Movies About Mental Health

Alyssa Burris, Writer

When it comes to representing different mental disorders through cinema, there tends to be a very fine line between helpful representation or informative entertainment, and unrealistic romanticization or, worse, adding to the stigma of the illness. 

As we all know, Hollywood has a dangerous habit of romanticizing or even sexualizing neurodivergence. When young children consume this media where eating disorders, self harm, and addictions are so normalized, they learn to adapt to the culture around them and assume that it is normal or cool to partake in these detrimental habits. 

However, the intent of cinema and film is to deliver a foreign experience to the viewer. Sometimes, exposure to these dark topics are necessary to deliver the proper experience, or to get an individual to understand the severity of the situation, to warn or to educate. 

This article may include some descriptions of events and characteristics that could be considered unsuitable for some of our readers.

Girl, Interrupted is an American psychological drama film, made in 1999. The film focuses on the life of Susana Kaysen (played by Wynona Rider) and her experience with being diagnosed with borderline personality disorder. Susana consensually attends a psychiatric ward, intended to keep her safe from herself following a suicide attempt. At the ward, we meet several other girls struggling with various mental disorders, including a pathological liar, a diagnosed sociopath, trauma victims, and those who are severely depressed.

Unfortunately, this film has a tendency of attempting to transform a tragic and complex illness into something desirable or romantic. Despite the unfortunate romanticization or Susana’s disorder, the film does hold some educational value. During the time of filming, and even in the present, Borderline Personality disorder is a topic that we simply do not know much about as a society.

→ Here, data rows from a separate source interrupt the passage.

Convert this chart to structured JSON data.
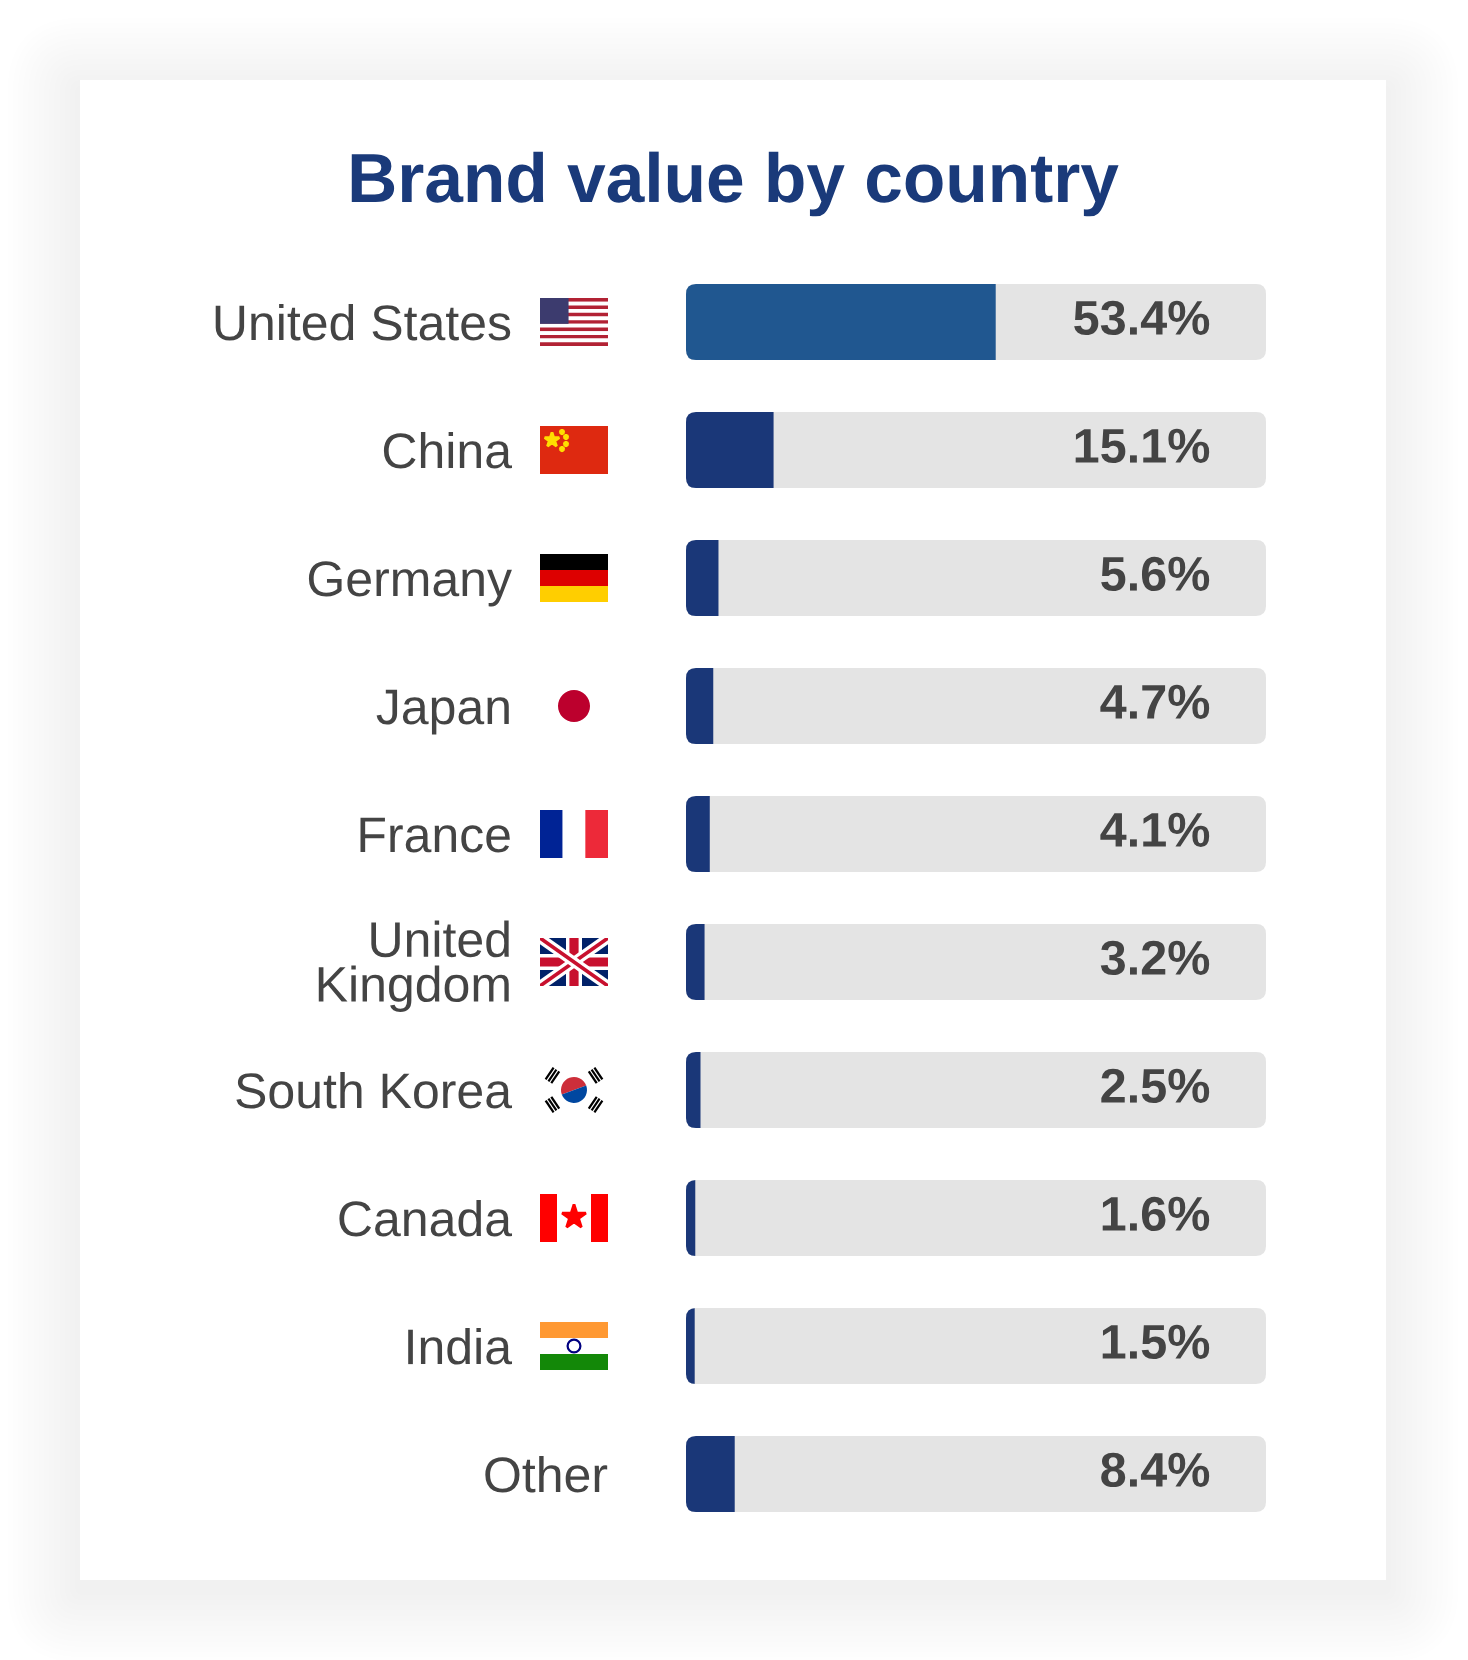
{
  "chart_data": {
    "type": "bar",
    "orientation": "horizontal",
    "title": "Brand value by country",
    "categories": [
      "United States",
      "China",
      "Germany",
      "Japan",
      "France",
      "United Kingdom",
      "South Korea",
      "Canada",
      "India",
      "Other"
    ],
    "values": [
      53.4,
      15.1,
      5.6,
      4.7,
      4.1,
      3.2,
      2.5,
      1.6,
      1.5,
      8.4
    ],
    "colors": [
      "#205790",
      "#1a3778",
      "#1a3778",
      "#1a3778",
      "#1a3778",
      "#1a3778",
      "#1a3778",
      "#1a3778",
      "#1a3778",
      "#1a3778"
    ],
    "value_labels": [
      "53.4%",
      "15.1%",
      "5.6%",
      "4.7%",
      "4.1%",
      "3.2%",
      "2.5%",
      "1.6%",
      "1.5%",
      "8.4%"
    ],
    "xlim": [
      0,
      100
    ],
    "tick_labels": "y"
  }
}
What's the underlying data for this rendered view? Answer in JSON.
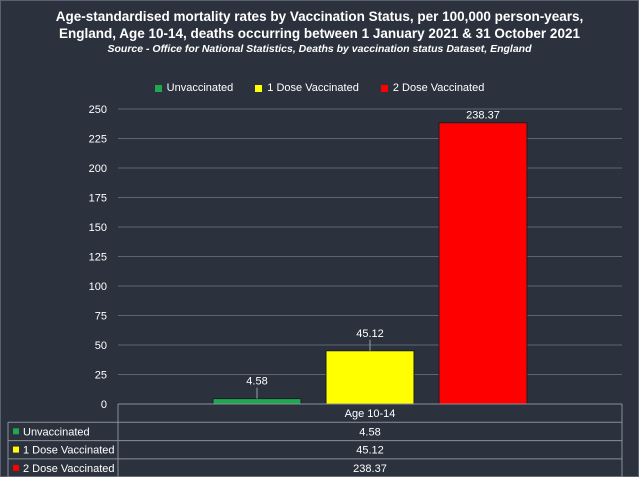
{
  "title_line1": "Age-standardised mortality rates by Vaccination Status, per 100,000 person-years,",
  "title_line2": "England, Age 10-14, deaths occurring between 1 January 2021 & 31 October 2021",
  "source": "Source - Office for National Statistics, Deaths by vaccination status Dataset, England",
  "chart_data": {
    "type": "bar",
    "categories": [
      "Age 10-14"
    ],
    "series": [
      {
        "name": "Unvaccinated",
        "values": [
          4.58
        ],
        "color": "#1fa84f"
      },
      {
        "name": "1 Dose Vaccinated",
        "values": [
          45.12
        ],
        "color": "#ffff00"
      },
      {
        "name": "2 Dose Vaccinated",
        "values": [
          238.37
        ],
        "color": "#ff0000"
      }
    ],
    "data_labels": [
      "4.58",
      "45.12",
      "238.37"
    ],
    "yticks": [
      "0",
      "25",
      "50",
      "75",
      "100",
      "125",
      "150",
      "175",
      "200",
      "225",
      "250"
    ],
    "ylim": [
      0,
      250
    ],
    "grid": true,
    "legend_position": "top",
    "data_table": true
  }
}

The drama certainly raised awareness for the illness, and at the very least introduced many viewers to the idea of mood disorders and clinical instability. Many viewers were upset with the way that the film implies that Susana was simply a lazy young woman who drove herself crazy. Others were proud of the film, seeing that people who struggle with this diagnosis can be passionate and intelligent people, and are capable of things beyond the average mind. 


The Aviator is an American Drama, made in 2004. The movie depicts the life of Howard Hughes (played by Leonardo Dicaprio) who is a very successful public figure. The movie delves into Howard’s life behind closed doors. Our main character struggles with general agoraphobia and depression, and a worsening cleanliness-related obsessive compulsive disorder.

The primary issue regarding Howard’s mental health, is the lack of names and categories for his symptoms given the time period in which the film is set in. This film has a reputation of accurately representing the complexity of obsessive compulsive disorder, more specifically contamination-related OCD. In one scene, Howard is pictured scrubbing his hands so hard that he begins to bleed. He then gets the blood on his shirt, and attempts to clean it. He then is struck with the realization that in order to exit the bathroom, he must touch the dirty door knob and get his hands dirty again. This inflicts a panic in Howard, unsure of what to do.

This trope of publicly successful  people struggling so intensely behind the scenes never gets old. Movies like this remind us that there is always more than what meets the eye, and that emotions have always been our greatest ruler.